Moving Forward from Here: Building a Just and Equitable World
June 2, 2020
By NIOST DIrector and Senior Scientist Georgia Hall. As if quarantine, loss of parent jobs, food insecurity, and transition to homeschooling weren’t enough of a burden for our children, the ugly, persistent specter of racism raised itself again into widespread consciousness over the last week in multiple and heart-wrenching ways. And even birdwatching became a focal point, after a White woman falsely accused Christian Cooper, a Black man, of threatening her in Central Park while he was birdwatching, and his sister Melody Cooper posted the video to Twitter.
We went to school together--Christian, Melody, and me. Their mom was my eighth grade English teacher. Demanding--but highly inspiring. It was no surprise they both have turned out to be writers and are using their voices to speak up for justice. We were in speech and debate club together; just last month I recollected those experiences in my foreword to the Spring 2020 issue of our Afterschool Matters journal.

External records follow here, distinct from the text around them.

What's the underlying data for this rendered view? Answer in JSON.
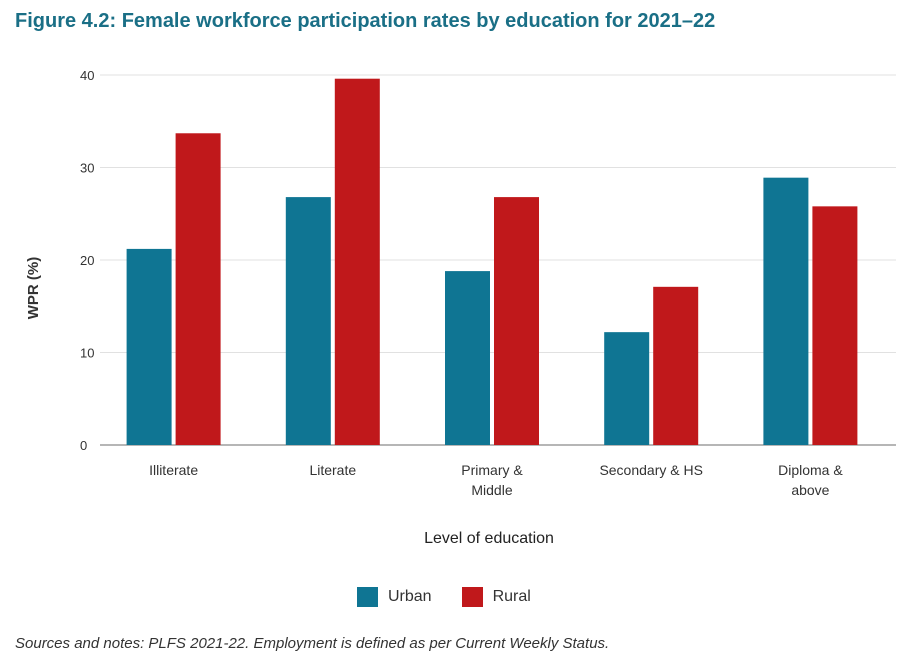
{
  "title": "Figure 4.2: Female workforce participation rates by education for 2021–22",
  "footnote": "Sources and notes: PLFS 2021-22. Employment is defined as per Current Weekly Status.",
  "chart_data": {
    "type": "bar",
    "categories": [
      [
        "Illiterate"
      ],
      [
        "Literate"
      ],
      [
        "Primary &",
        "Middle"
      ],
      [
        "Secondary & HS"
      ],
      [
        "Diploma &",
        "above"
      ]
    ],
    "series": [
      {
        "name": "Urban",
        "color": "#0f7593",
        "values": [
          21.2,
          26.8,
          18.8,
          12.2,
          28.9
        ]
      },
      {
        "name": "Rural",
        "color": "#c0181b",
        "values": [
          33.7,
          39.6,
          26.8,
          17.1,
          25.8
        ]
      }
    ],
    "xlabel": "Level of education",
    "ylabel": "WPR (%)",
    "ylim": [
      0,
      40
    ],
    "yticks": [
      0,
      10,
      20,
      30,
      40
    ],
    "grid": true,
    "legend_position": "bottom"
  }
}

It’s hard not to ask “How did we get here, again?” But it is more important to ask, “How do we move forward from here?” I know that part of the work lies in the hands of educators and out-of-school time and youth development professionals. As I listen to news reports and read editorials, essays, and social media posts from this past week, it’s abundantly clear that we in this field, along with parents and teachers, need to talk with children about racism.
We have answered this call before. Historically, our programs have been places where children can find safety, support, empathy, and empowerment. Out-of-school time and youth development workers have stretched in so many new ways to still be present to their communities of children and youth during the pandemic. We are going to need to do more of what we have done well for so many years, even if it needs to happen online--to listen, to be open-minded, to self-reflect, to help others reflect, to sustain, to name the history of hurt and oppression in our country. Our crisis context has shed a needed light on the critical role that this field plays in building a just and equitable world.